Вместо этого, госпожа Лестева только брюзжит, осуждая творчество, образ жизни, образ мышления молодых авторов, да и современное поколение в целом: «Что за молодёжь пошла нынче?! Что за аморальный сексуально раскрепощенный век?!»
Психологи говорят, что люди, глубоко неудовлетворенные качеством собственного творчества и жизни, пытаются отыграться за счет критиканства всех и вся.
Причём, угодить этому «критику» очень сложно, и брюзжит она так, что, видимо, забывает, чем была недовольна несколькими строками ранее, и потому постоянно сама себе противоречит. Так, например, автор заметок ставит в вину молодёжи тягу «к сказочкам, красивой жизни, праздникам, гламуру, встречам в кафе, шампанскому», и тут же кидается упрекать их в «неудовлетворенности и страхе перед жизнью». В своей статье она сокрушенно восклицает: «Где же серьёзные проблемы, философские раздумья о прогрессе, судьбах родины, национальные идеи, о смысле бытия?», и сразу же отвергает актуальность темы школы, воспитания, одиночества, подытоживая: «Молодые прозаики сборника освещают всякую дрянь». Видимо, человеку, в чьей голове прочно устоялся до-перестроечный стереотип учителя, как «сеятеля разумного, доброго и вечного», легче обвинить автора в «освещении всякой дряни», чем принять тот факт, что проблема существует.

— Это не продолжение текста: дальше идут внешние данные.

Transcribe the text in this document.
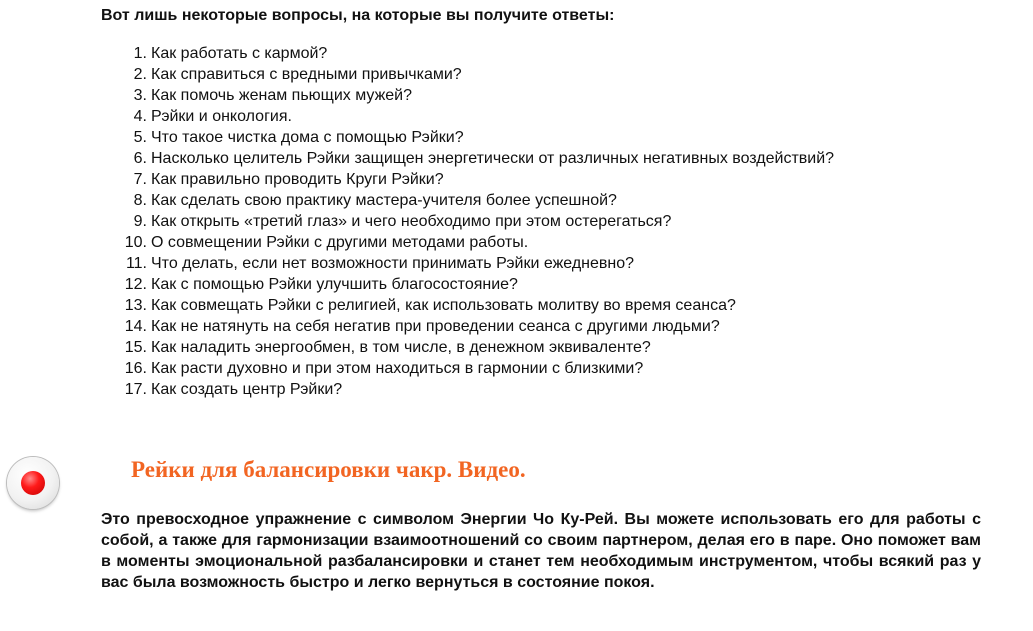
Вот лишь некоторые вопросы, на которые вы получите ответы:

1. Как работать с кармой?
2. Как справиться с вредными привычками?
3. Как помочь женам пьющих мужей?
4. Рэйки и онкология.
5. Что такое чистка дома с помощью Рэйки?
6. Насколько целитель Рэйки защищен энергетически от различных негативных воздействий?
7. Как правильно проводить Круги Рэйки?
8. Как сделать свою практику мастера-учителя более успешной?
9. Как открыть «третий глаз» и чего необходимо при этом остерегаться?
10. О совмещении Рэйки с другими методами работы.
11. Что делать, если нет возможности принимать Рэйки ежедневно?
12. Как с помощью Рэйки улучшить благосостояние?
13. Как совмещать Рэйки с религией, как использовать молитву во время сеанса?
14. Как не натянуть на себя негатив при проведении сеанса с другими людьми?
15. Как наладить энергообмен, в том числе, в денежном эквиваленте?
16. Как расти духовно и при этом находиться в гармонии с близкими?
17. Как создать центр Рэйки?
Рейки для балансировки чакр. Видео.

Это превосходное упражнение с символом Энергии Чо Ку-Рей. Вы можете использовать его для работы с собой, а также для гармонизации взаимоотношений со своим партнером, делая его в паре. Оно поможет вам в моменты эмоциональной разбалансировки и станет тем необходимым инструментом, чтобы всякий раз у вас была возможность быстро и легко вернуться в состояние покоя.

Да и зачем о ней писать, об этой школе, если тема эта «отнюдь не нова», поскольку ею уже занимались «Н.Г. Помяловский, А.Макаренко и Виктор Ерофеев»?! (Кстати, любопытно, а использование инициалов перед одними фамилиями, не использование их перед другими и панибратское называние по именам третьих - обосновывается личным уважением Лестевой или здесь кроется какой-то сакральный смысл? Ну, это так, риторический вопрос…)
Очевидно, проблема взаимоотношений между современными родителями и их детьми в творчестве молодых прозаиков, в понимании Лестевой лишена актуальности, следуя этой же самой логике, - ведь проблемой поколений, проблемой «отцов и детей» уже давным-давно занимался Тургенев.
Ещё хотелось бы прояснить момент с плагиатом, в котором так яростно, буквально с пеной у рта, обвиняет Лестева одного из авторов альманаха. Да, столь горячо любимый и столь ревностно защищаемый Лестевой Василиск Гнедов закончил книгу «Смерть искусству» этой самой «Поэмой конца». Но в данном случае пустое пространство листа - это своеобразное гипертрофированное продолжение излюбленного метода современников оставлять в стихах «многозначительные» пустые строки (Мандельштам, Рубинштейн). «Поэма конца» - это «поэма предела», «поэма ничего», «поэма безмолвия», поиск новых путей в литературе, но вместе с тем, ожидаемый тупик, в который упрётся литература, отказавшись от слова.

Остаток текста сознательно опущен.